The GR Fundamentality Question: A Coarse Grain Description or Fundamental?
Nature doesn’t actually care what we call “fundamental.” This might seem obvious, but it’s worth stating clearly because of a rhetorical trick that often gets deployed in these discussions. When pressed about whether spacetime has microscopic structure underneath it, some physicists reach for a clever-sounding analogy: asking what’s beneath spacetime is like asking “what’s north of the North Pole?” The question itself is supposed to be meaningless, a category error revealing confusion rather than genuine inquiry.
But this analogy commits a subtle sleight of hand. The North Pole is defined as the northernmost point on Earth – we literally constructed it that way through our coordinate system. Asking what’s north of it is redundant by definition, like asking what comes before the starting line or what’s larger than the largest number. It’s a tautology dressed up as profundity. The GR fundamentality question is nothing like this. Spacetime either has microscopic structure or it doesn’t – this is an empirical fact about reality, not a matter of definition. We don’t get to define it away by declaring geometry “fundamental” and then claiming further questions are meaningless. That’s not physics; that’s rhetoric.

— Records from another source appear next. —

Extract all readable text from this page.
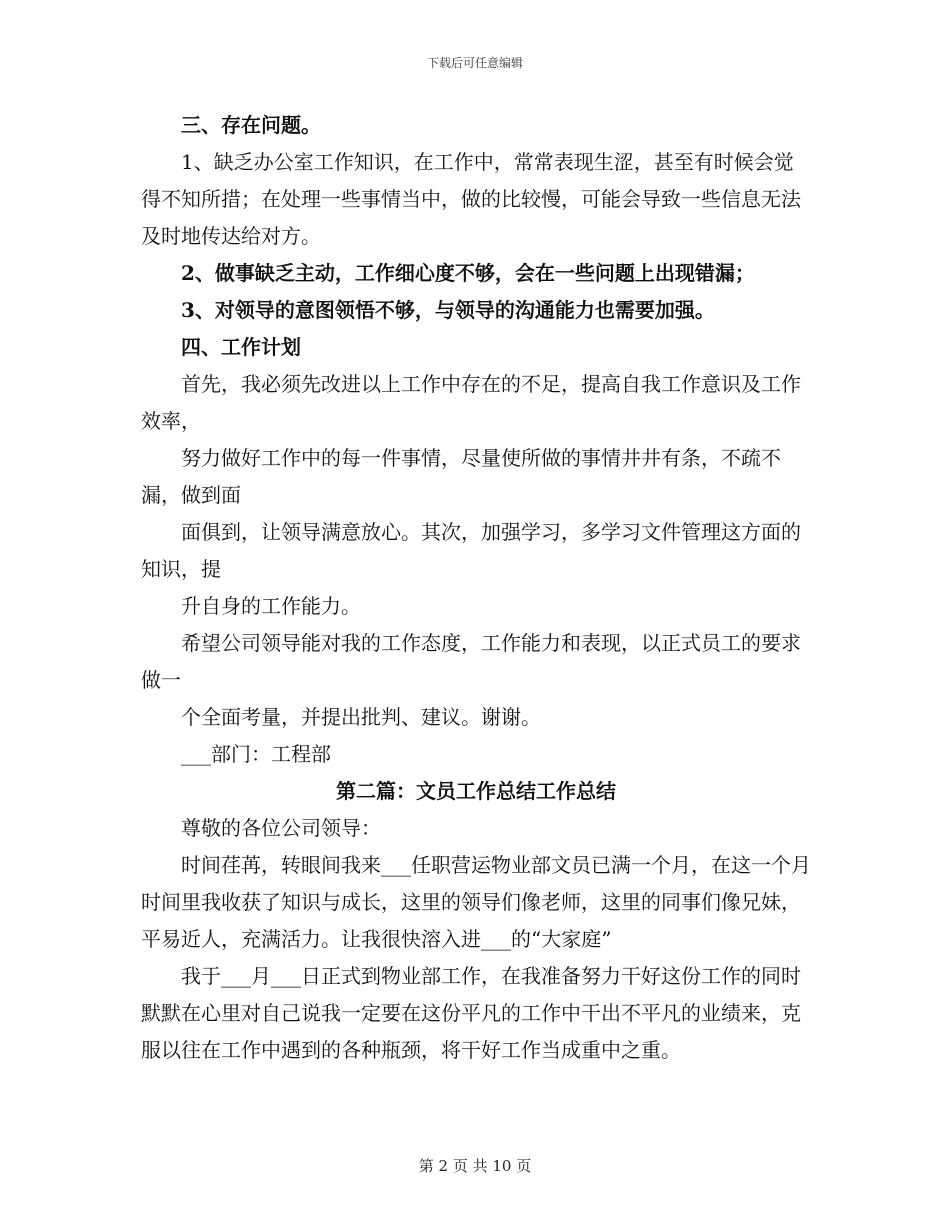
下载后可任意编辑

三、存在问题。

1、缺乏办公室工作知识，在工作中，常常表现生涩，甚至有时候会觉得不知所措；在处理一些事情当中，做的比较慢，可能会导致一些信息无法及时地传达给对方。

2、做事缺乏主动，工作细心度不够，会在一些问题上出现错漏；

3、对领导的意图领悟不够，与领导的沟通能力也需要加强。

四、工作计划

首先，我必须先改进以上工作中存在的不足，提高自我工作意识及工作效率，

努力做好工作中的每一件事情，尽量使所做的事情井井有条，不疏不漏，做到面

面俱到，让领导满意放心。其次，加强学习，多学习文件管理这方面的知识，提

升自身的工作能力。

希望公司领导能对我的工作态度，工作能力和表现，以正式员工的要求做一

个全面考量，并提出批判、建议。谢谢。

___部门：工程部

第二篇：文员工作总结工作总结

尊敬的各位公司领导：

时间荏苒，转眼间我来___任职营运物业部文员已满一个月，在这一个月时间里我收获了知识与成长，这里的领导们像老师，这里的同事们像兄妹，平易近人，充满活力。让我很快溶入进___的“大家庭”

我于___月___日正式到物业部工作，在我准备努力干好这份工作的同时默默在心里对自己说我一定要在这份平凡的工作中干出不平凡的业绩来，克服以往在工作中遇到的各种瓶颈，将干好工作当成重中之重。

第 2 页 共 10 页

The question is coherent: Does smooth, continuous geometry emerge from something discrete, quantum, or otherwise more fundamental? Or does geometry really go “all the way down”? This isn’t asking what’s before the starting point – it’s asking whether what looks like a starting point might actually be mile marker 50, with miles 1-49 hidden from our current view. The thermodynamics-to-statistical-mechanics transition shows exactly this pattern: temperature looked fundamental until we discovered it emerges from molecular motion. Smooth classical spacetime could be exactly analogous – a macroscopic description awaiting its microscopic explanation. The paper’s own evidence (no local energy, coarse-graining required, 80% gauge redundancy) points strongly in this direction. You can’t dismiss that by invoking clever analogies about poles and directions.